Artist Bridget Riley unveils huge Messengers wall painting

Bridget Riley unveils Messengers at the National Gallery.
Bridget Riley unveils Messengers at the National Gallery. Photograph: Ray Tang/REX/Shutterstock

Bridget Riley hopes her huge new work, painted directly on to to a spare white wall at the National Gallery, will help people appreciate the joy of being alive.

The 87-year-old artist, one of Britain’s most important living painters, on Wednesday unveiled a permanent wall painting which will be the first work of art many visitors see after they enter the gallery off Trafalgar Square.

Spanning 10 by 20 metres and consisting of large purple, green and orange discs, the abstract work is called Messengers, a title inspired by a phrase John Constable used when he was referring to clouds in the sky.

Riley said the act of people looking was a central part of her work. “I want to make you, or the viewer, feel alive, to have a kind of joy in feeling alive – I just hope that they give you pleasure.”

The artist and her team have for weeks been up scaffolding and ladders painting the work directly on to the upper walls of the Annenberg Court, the space which connects the cafe and shop to the main galleries.

Riley said she was “very thrilled and very honoured” to have been asked to make the painting at the National Gallery, a place she loves. “I have been an assiduous visitor since childhood and I have the profoundest affection for the gallery. It has been a guiding star for me, its pictures like a compass, sources of instruction and inspiration.”

One of the most influential paintings for her, one she returned to again and again as a student, was Seurat’s luminous Bathers at Asnières, she said.

Riley was invited to make the painting by the National Gallery director Gabriele Finaldi who said he had been delighted by Riley’s proposal. “It took on this big white space with imagination, with respect. It was pure and rigorous, rich and joyous. It was on one hand surface decoration and on the other it immediately related to geometry and perspective, the twin sciences of the Renaissance.”

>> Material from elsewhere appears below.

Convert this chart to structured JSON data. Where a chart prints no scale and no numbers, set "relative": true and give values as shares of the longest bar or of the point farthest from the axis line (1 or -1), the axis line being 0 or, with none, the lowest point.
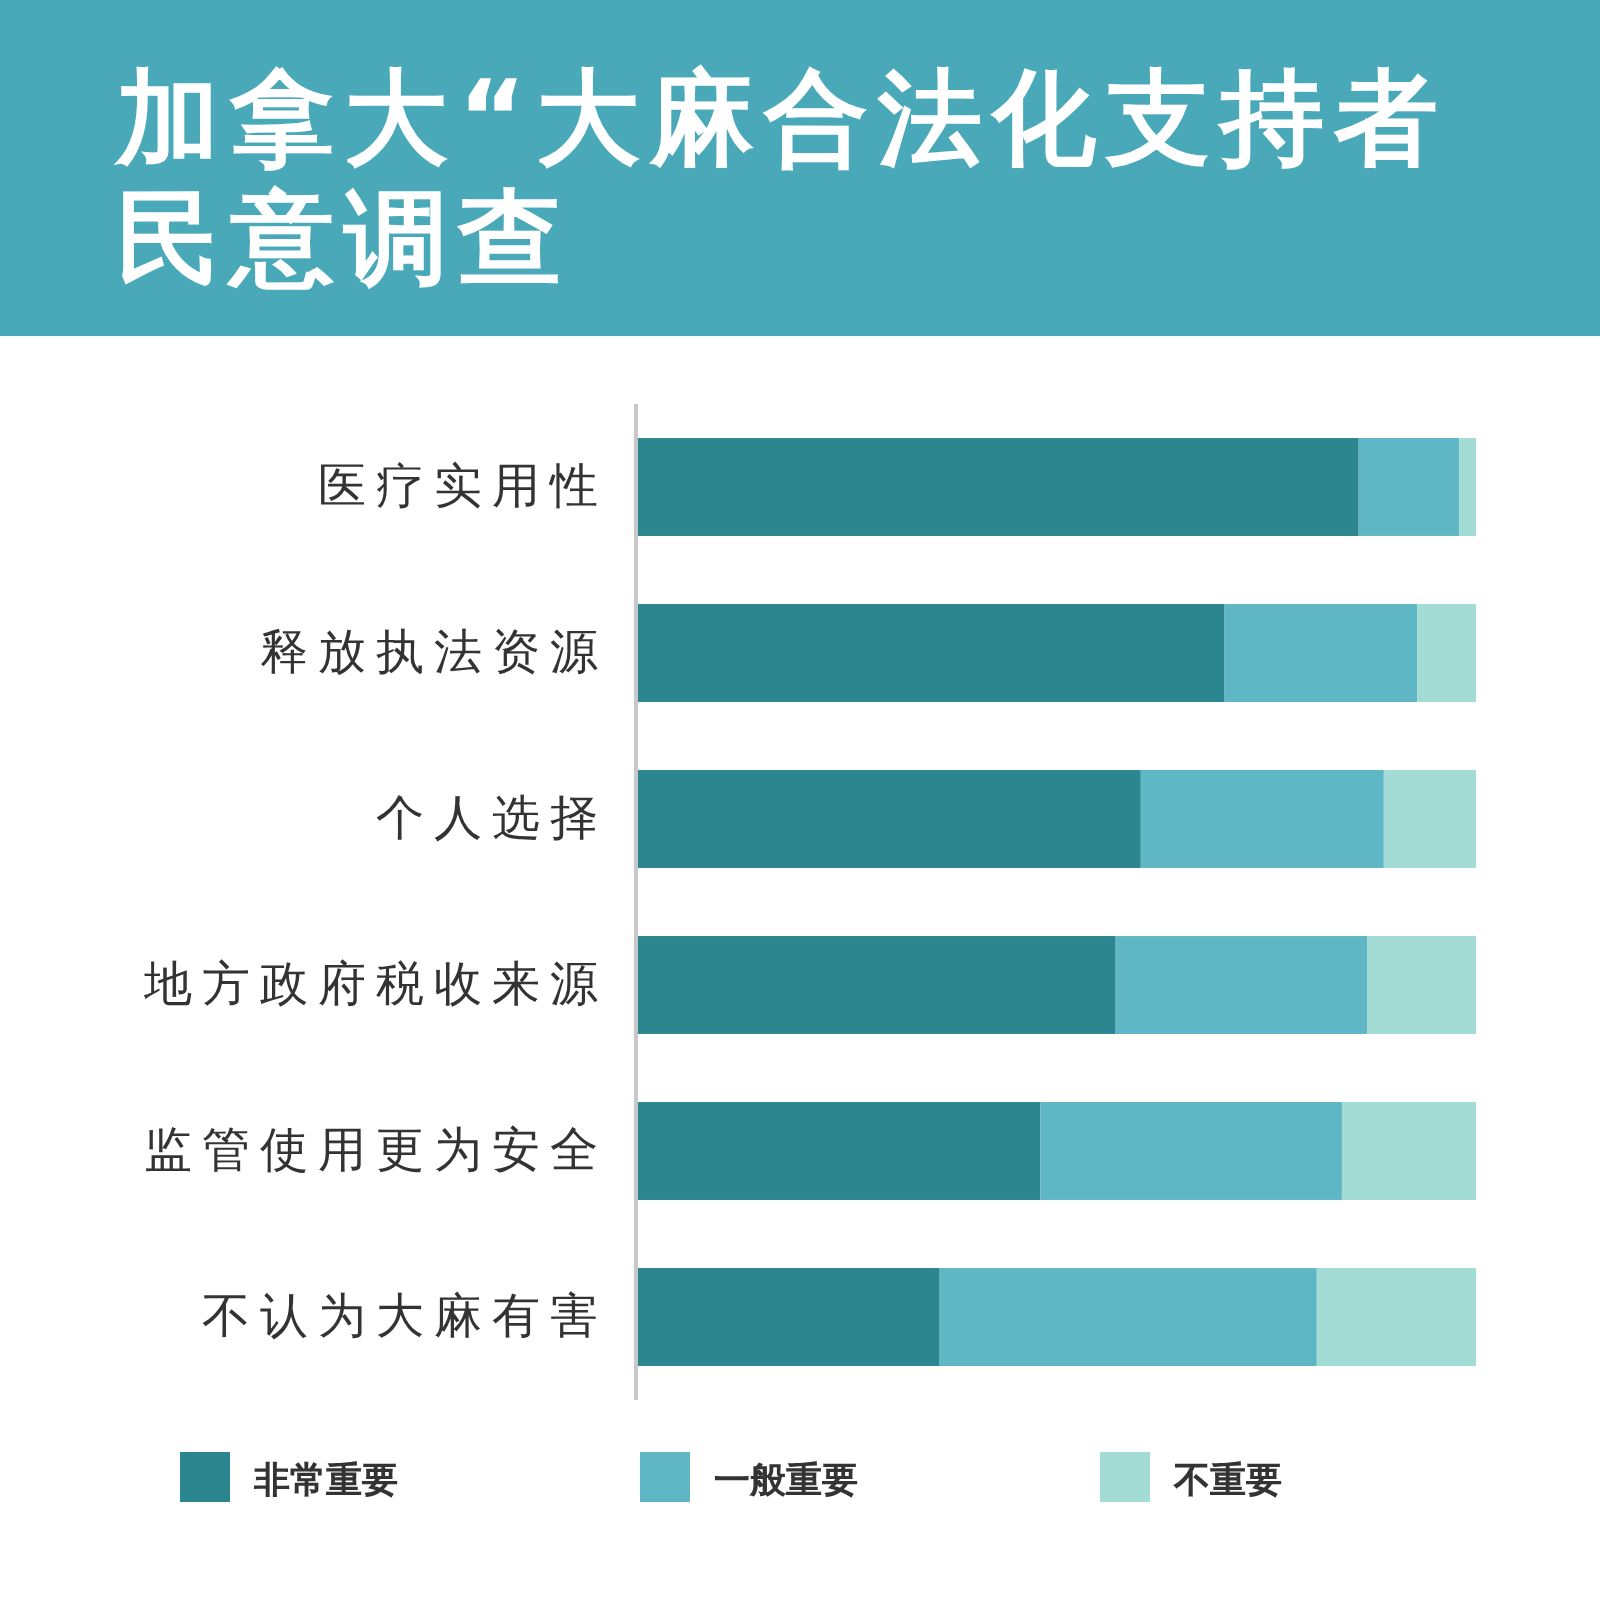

He said looking at the discs left after-images on your retina, “which seem to pop and dance across the surface of the wall introducing unexpected movement”.

Riley hopes people will see how the shape and colours of the discs change depending on where the viewer is standing and how long they look. “I can see a blue, a pink and a yellow fleetingly in the after-images.”

The title is inspired by Constable and clouds in the sky but the gallery said it might also be seen as an allusion to the numerous angels, harbingers of news, that are in so many National Gallery paintings.